Algumas análises buscaram problematizar esse viés interpretativo observando, à exemplo de Paolo Gerbaudo, que aos sucessos da extrema-direita trumpista em atrair os trabalhadores brancos, a esquerda socialdemocrata estaria conseguindo responder por meio de uma aproximação igualmente bem-sucedida do precariado feminino e racializado do setor de serviços. À esquerda socialista caberia elaborar um projeto hegemônico capaz de aproximar a classe operária fabril e rural do precariado dos serviços a fim de assegurar uma “nova coligação social” capaz de recolocar a democracia liberal nos trilhos.

Apesar das diferenças, Hochschild e Gerbaudo concordam em um ponto: ao menos eleitoralmente, a classe trabalhadora “branca” teria sido seduzida pelo “populismo direitista” que culpa os “outros”, isto é, os imigrantes, os trabalhadores racializados e os grupos sociais oprimidos, pelos efeitos deletérios da crise da globalização neoliberal iniciada em 2008. A solução preconizada pelos líderes autoritários seria o retorno ao passado fordista quando os empregos eram bons e a ameaça da globalização econômica inexistia. Em suma, uma saída reacionária supostamente capaz de proteger a fração nacional, branca, adulta e masculina, da instabilidade ocupacional decorrente da mercantilização do trabalho.   

Usualmente, essas análises apreendem os grupos formados por trabalhadores brancos como unidades ocupacionalmente industriais e politicamente nostálgicas do passado fordista. Isso serve também para caracterizar boa parte da literatura que tem se empenhado em interpretar o Brexit e a aproximação de antigas regiões operárias localizadas na Alemanha, na França e na Itália da extrema-direita nacionalista.

No entanto, quando observamos mais de perto esses trabalhadores, percebemos que a narrativa do ódio branco é pouco convincente. Em primeiro lugar, vale observar que parte significativa desses trabalhadores já são parte do precariado do setor de serviços. As trabalhadoras femininas, por exemplo, concentram-se em atividades de cuidados, limpeza, alimentação e hospedagem, enquanto os trabalhadores masculinos dedicam-se à zeladoria predial, à renovação de telhados e ao transporte de cargas.

Mesmo após o ciclo de desindustrialização que castigou inúmeras comunidades de trabalhadores brancos nos Estados Unidos, ainda é possível encontrar operários engajados em fábricas, porém, sob condições salariais bastante inferiores e submetidos a altas taxas de rotatividade resultantes da difusão da estratégia de terceirização empresarial nas fábricas. Ou seja, esses grupos operários já foram absorvidos pelo precariado, não havendo nada em termos ocupacionais que os diferencie significativamente dos trabalhadores racializados que trabalham, por exemplo, nos armazéns da Amazon. Finalmente, quando miramos as comunidades onde vivem os trabalhadores brancos é fácil perceber que a distinção entre operários industriais e precariado do setor de serviços simplesmente não faz sentido, pois os dois grupos vivem nas mesmas famílias.

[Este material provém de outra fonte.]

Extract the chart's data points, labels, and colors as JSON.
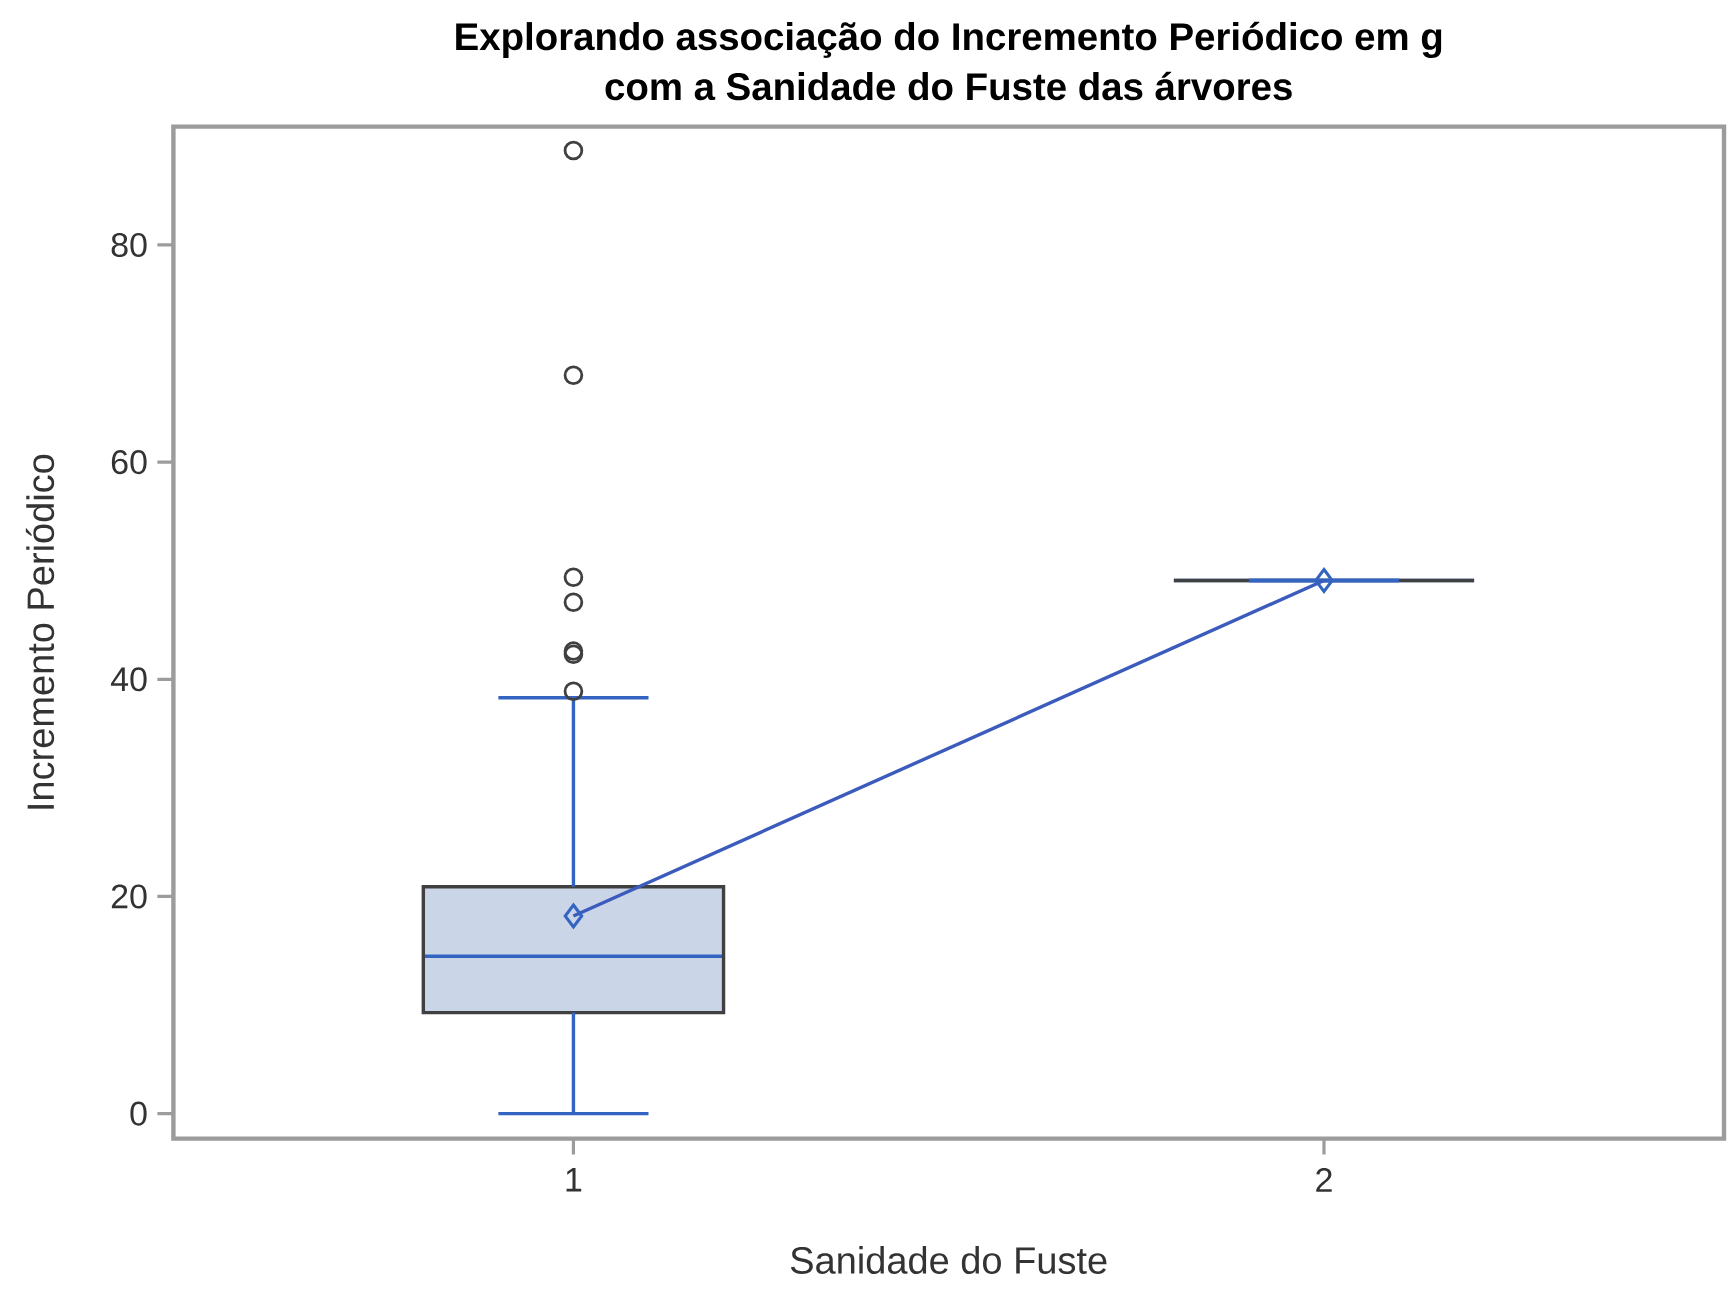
{
  "chart_data": {
    "type": "box",
    "title": "Explorando associação do Incremento Periódico em g com a Sanidade do Fuste das árvores",
    "xlabel": "Sanidade do Fuste",
    "ylabel": "Incremento Periódico",
    "categories": [
      "1",
      "2"
    ],
    "ylim": [
      -2.3,
      90.9
    ],
    "yticks": [
      0,
      20,
      40,
      60,
      80
    ],
    "series": [
      {
        "colors": [
          "#cbd5e8",
          "#3364c1"
        ],
        "boxes": [
          {
            "low": 0,
            "q1": 9.3,
            "median": 14.5,
            "q3": 20.9,
            "high": 38.3,
            "mean": 18.2,
            "outliers": [
              38.9,
              42.3,
              42.6,
              47.1,
              49.4,
              68.0,
              88.7
            ]
          },
          {
            "low": 49.1,
            "q1": 49.1,
            "median": 49.1,
            "q3": 49.1,
            "high": 49.1,
            "mean": 49.1
          }
        ]
      },
      {
        "type": "line",
        "color": "#3b5bbd",
        "values": [
          18.2,
          49.1
        ]
      }
    ]
  }
}
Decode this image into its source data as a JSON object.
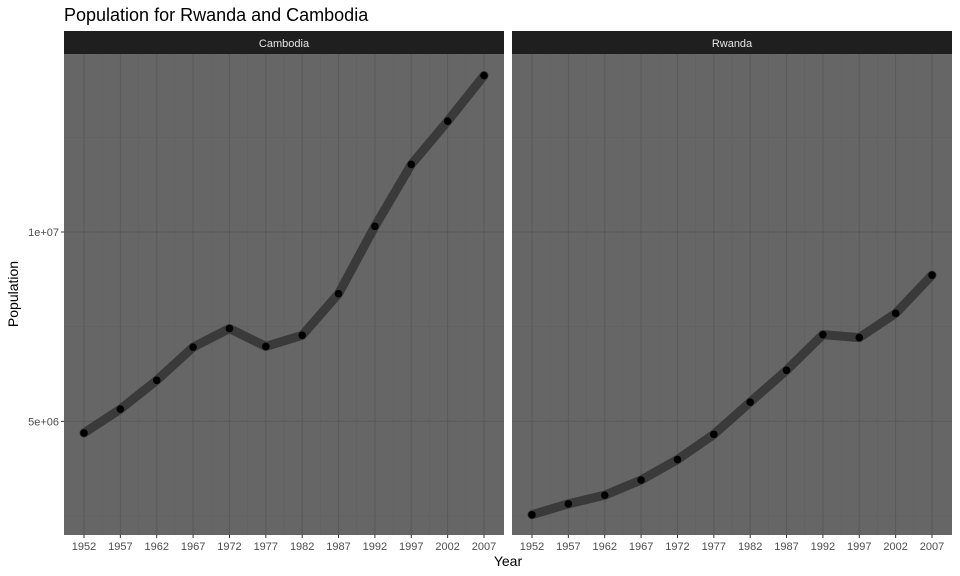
{
  "chart_data": {
    "type": "line",
    "title": "Population for Rwanda and Cambodia",
    "xlabel": "Year",
    "ylabel": "Population",
    "x": [
      1952,
      1957,
      1962,
      1967,
      1972,
      1977,
      1982,
      1987,
      1992,
      1997,
      2002,
      2007
    ],
    "x_ticks": [
      "1952",
      "1957",
      "1962",
      "1967",
      "1972",
      "1977",
      "1982",
      "1987",
      "1992",
      "1997",
      "2002",
      "2007"
    ],
    "y_ticks": [
      {
        "value": 5000000,
        "label": "5e+06"
      },
      {
        "value": 10000000,
        "label": "1e+07"
      }
    ],
    "ylim": [
      2000000,
      14700000
    ],
    "xlim": [
      1949.25,
      2009.75
    ],
    "facets": [
      {
        "label": "Cambodia",
        "values": [
          4693836,
          5322536,
          6083619,
          6960067,
          7450606,
          6978607,
          7272485,
          8371791,
          10150094,
          11782962,
          12926707,
          14131858
        ]
      },
      {
        "label": "Rwanda",
        "values": [
          2534927,
          2822082,
          3051242,
          3451079,
          3992121,
          4657072,
          5507565,
          6349365,
          7290203,
          7212583,
          7852401,
          8860588
        ]
      }
    ],
    "grid": true,
    "colors": {
      "panel": "#666666",
      "strip": "#1f1f1f",
      "line": "#3a3a3a",
      "point": "#000000",
      "grid_major": "#5a5a5a",
      "grid_minor": "#616161"
    }
  }
}
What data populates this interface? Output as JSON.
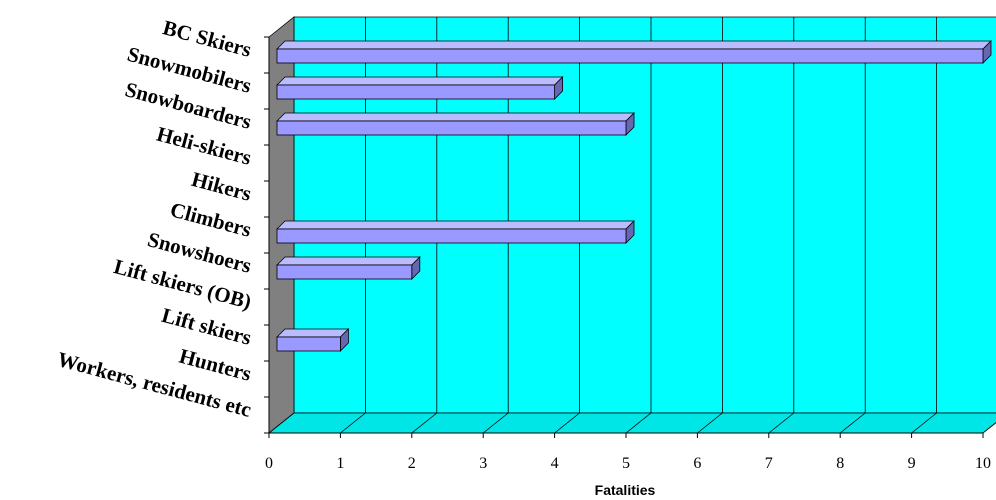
{
  "chart_data": {
    "type": "bar",
    "orientation": "horizontal",
    "three_d": true,
    "categories": [
      "BC Skiers",
      "Snowmobilers",
      "Snowboarders",
      "Heli-skiers",
      "Hikers",
      "Climbers",
      "Snowshoers",
      "Lift skiers (OB)",
      "Lift skiers",
      "Hunters",
      "Workers, residents etc"
    ],
    "values": [
      10,
      4,
      5,
      0,
      0,
      5,
      2,
      0,
      1,
      0,
      0
    ],
    "xlabel": "Fatalities",
    "ylabel": "",
    "title": "",
    "x_ticks": [
      "0",
      "1",
      "2",
      "3",
      "4",
      "5",
      "6",
      "7",
      "8",
      "9",
      "10"
    ],
    "xlim": [
      0,
      10
    ],
    "grid": true,
    "colors": {
      "background": "#00FFFF",
      "bar_front": "#9999FF",
      "bar_top": "#BBBBFF",
      "bar_side": "#6666B3",
      "side_wall": "#808080",
      "floor": "#00E5E5",
      "gridline": "#000000"
    }
  }
}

Assim, restaria à narrativa do “ódio branco” a nostalgia dos bons e velhos tempos. Trata-se de um aspecto central da explicação da suposta natureza reacionária desses trabalhadores. Aqui é importante compreender que mesmo no auge da era fordista a sindicalização no setor privado da economia estadunidense nunca ultrapassou os 33% da força de trabalho. Historicamente, a maior parte da classe trabalhadora do setor privado jamais conheceu a proteção sindical.

Além disso, considerando que a maioria desses trabalhadores vive ainda hoje em pequenas cidades rurais com menos de 25 mil habitantes onde os “bons empregos” sempre foram mais uma promessa do que uma realidade, percebemos que o apelo aos bons tempos fordistas não passa de um ardil para justificar o nacionalismo autoritário, com pouca ressonância na memória dos operários.

Na verdade, a nostalgia verificada entre eles remete ao colapso de seu modo de vida rural, isto é, aos laços de intimidade e de cumplicidade outrora existentes em suas comunidades rurais e que asseguravam uma reprodução social estável. As causas desse declínio são múltiplas, mas se concentram, principalmente, em quatro fatores: a epidemia de substâncias ilícitas que atingiu as comunidades rurais desde o início dos anos 2000, os efeitos econômicos da crise de 2008, sobretudo, em termos do fechamento dos pequenos negócios, a terceirização empresarial e a pandemia do novo coronavírus.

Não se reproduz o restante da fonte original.